Rather more than the long journey home on Saturday night after City's latest away-day reverse.
“It's not nice,” said Brown, who in common with the rest of his team-mates flew back to Norfolk and was spared the delights of the six-hour drive home. Many of the 550 supporters present might have suggested that a walk home might have been a suitable and timely reminder of the predicament the Canaries find themselves in.
“It seems to be every week at the minute that we're feeling like this and we need to get out of that mentality,” said Brown. “We need to put that right. And I'm sure once we get one win it gets a habit then – a winning habit rather than a losing habit.”
City's big, big chance comes at home to Coventry City in ten days time. Fresh from their 4-0 home mauling last night by West Bromwich Albion, the Sky Blues might – just – offer a straw to cling to. Particularly if Roeder can slam a fresh face or two into his tattered squad before then. The back-to-back away trips to Blackpool and Stoke City that then follow are rather less appealing for a club that has prised just one point away from home all season.
“When you're losing games it's horrible,” admitted Brown. “It spoils your life – especially in a city like Norwich where everyone loves their football and stuff.
“And when you go out of the house, it's nice when you're winning and everybody seems to be happy. But when you're losing, it goes the opposite – so we've got to try and put that right.”
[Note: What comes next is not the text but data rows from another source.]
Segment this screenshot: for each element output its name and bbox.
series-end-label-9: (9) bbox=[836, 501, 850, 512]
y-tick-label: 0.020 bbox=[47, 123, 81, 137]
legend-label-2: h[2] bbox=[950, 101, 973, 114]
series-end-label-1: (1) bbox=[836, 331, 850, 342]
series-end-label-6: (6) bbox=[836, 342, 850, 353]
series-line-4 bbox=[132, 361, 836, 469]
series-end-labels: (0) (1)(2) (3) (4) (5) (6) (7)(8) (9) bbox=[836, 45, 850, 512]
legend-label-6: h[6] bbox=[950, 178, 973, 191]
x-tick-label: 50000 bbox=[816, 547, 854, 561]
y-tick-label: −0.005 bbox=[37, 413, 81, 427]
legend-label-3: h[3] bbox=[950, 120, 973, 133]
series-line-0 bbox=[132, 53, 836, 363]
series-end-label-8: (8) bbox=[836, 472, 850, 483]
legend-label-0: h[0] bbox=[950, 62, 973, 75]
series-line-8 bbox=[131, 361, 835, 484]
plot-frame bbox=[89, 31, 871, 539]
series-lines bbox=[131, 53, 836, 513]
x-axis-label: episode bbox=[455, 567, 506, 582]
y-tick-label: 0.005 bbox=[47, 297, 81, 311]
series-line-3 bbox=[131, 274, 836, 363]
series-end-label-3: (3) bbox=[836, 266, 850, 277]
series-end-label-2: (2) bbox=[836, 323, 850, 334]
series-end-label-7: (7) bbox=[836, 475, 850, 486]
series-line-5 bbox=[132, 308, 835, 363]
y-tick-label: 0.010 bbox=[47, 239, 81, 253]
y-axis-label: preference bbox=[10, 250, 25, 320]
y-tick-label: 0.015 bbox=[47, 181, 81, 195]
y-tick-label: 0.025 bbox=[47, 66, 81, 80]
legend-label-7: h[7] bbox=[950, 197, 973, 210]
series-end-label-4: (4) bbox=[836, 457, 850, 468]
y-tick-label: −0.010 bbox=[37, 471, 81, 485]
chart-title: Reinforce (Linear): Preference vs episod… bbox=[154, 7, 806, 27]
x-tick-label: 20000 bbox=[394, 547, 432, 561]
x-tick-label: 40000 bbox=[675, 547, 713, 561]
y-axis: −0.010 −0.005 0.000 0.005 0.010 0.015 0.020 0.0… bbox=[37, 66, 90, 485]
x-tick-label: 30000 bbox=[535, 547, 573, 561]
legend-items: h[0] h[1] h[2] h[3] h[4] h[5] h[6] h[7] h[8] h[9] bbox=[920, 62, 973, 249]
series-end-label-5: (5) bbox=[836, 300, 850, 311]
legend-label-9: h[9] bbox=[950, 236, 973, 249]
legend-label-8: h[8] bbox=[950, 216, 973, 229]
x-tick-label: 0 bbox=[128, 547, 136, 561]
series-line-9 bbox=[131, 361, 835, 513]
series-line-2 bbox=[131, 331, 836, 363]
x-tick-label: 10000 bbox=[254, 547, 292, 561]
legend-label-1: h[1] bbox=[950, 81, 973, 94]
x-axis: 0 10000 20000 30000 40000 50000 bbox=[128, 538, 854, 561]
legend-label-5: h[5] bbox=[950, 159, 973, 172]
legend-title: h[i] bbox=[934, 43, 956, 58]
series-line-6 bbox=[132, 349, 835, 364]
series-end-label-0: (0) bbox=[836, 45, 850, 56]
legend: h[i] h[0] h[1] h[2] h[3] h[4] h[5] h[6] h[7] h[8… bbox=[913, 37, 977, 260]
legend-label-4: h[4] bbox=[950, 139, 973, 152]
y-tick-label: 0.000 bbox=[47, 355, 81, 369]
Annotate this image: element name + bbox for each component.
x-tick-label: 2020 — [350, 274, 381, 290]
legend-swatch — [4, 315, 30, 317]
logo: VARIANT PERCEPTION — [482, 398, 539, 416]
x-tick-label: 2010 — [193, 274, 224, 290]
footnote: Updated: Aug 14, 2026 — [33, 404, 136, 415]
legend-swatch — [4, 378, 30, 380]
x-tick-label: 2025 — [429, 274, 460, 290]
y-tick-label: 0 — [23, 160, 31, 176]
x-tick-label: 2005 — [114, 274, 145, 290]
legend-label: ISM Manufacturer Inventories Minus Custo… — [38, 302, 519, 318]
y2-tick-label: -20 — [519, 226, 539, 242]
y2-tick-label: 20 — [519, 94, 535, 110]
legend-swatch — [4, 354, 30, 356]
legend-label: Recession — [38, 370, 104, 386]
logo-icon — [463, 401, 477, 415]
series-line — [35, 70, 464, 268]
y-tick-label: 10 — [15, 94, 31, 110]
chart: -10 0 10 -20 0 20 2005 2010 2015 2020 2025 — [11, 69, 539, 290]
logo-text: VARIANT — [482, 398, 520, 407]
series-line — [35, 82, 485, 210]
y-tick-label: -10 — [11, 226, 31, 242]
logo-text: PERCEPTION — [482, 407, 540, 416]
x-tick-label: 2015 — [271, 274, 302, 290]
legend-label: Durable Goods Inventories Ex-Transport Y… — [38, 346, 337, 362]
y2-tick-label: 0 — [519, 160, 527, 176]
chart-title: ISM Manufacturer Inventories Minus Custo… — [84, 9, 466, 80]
He has, of course, seen this before as Sunderland plummeted painfully out of the Premiership under Mick McCarthy.
“It was quite similar – we lost a few games at the start and we weren't able to turn that around. But hopefully we can turn this one around – and I'm quite confident that we can.”
Hanging in there together is one big requirement – finding anyone with a real, physical Championship presence is another. And if you do find them, them then staying fit also helps with Martin 'Tiny' Taylor adding to Roeder's many worries by disappearing with a groin strain on Saturday.
“I think the supporters have just got to stick with it,” said Brown. “We have got some good players and, hopefully, the gaffer's going to bring some more players in to add to that.
“And if we all stick together and work hard and try and play our normal game – I think that's what we've got to try and get back to. Play our normal game like we've been brought up to do. And then we'll all be OK – hopefully.”
In fairness to Brown, the prospect of a new strapping centre-forward arriving at Carrow Road – even it is not now likely to be of the Shola Ameobi variety as Sam Allardyce puts the block on that move – is viewed in the right way.
“I'd see it as a challenge,” said last January's ?325,000 buy, still with just that one goal to his name. “That if a new player comes in, I've got to raise my game and I'd like to think that everyone is like that. Because no-one likes to give their shirt away – or their place on the bench or their place in the squad away.”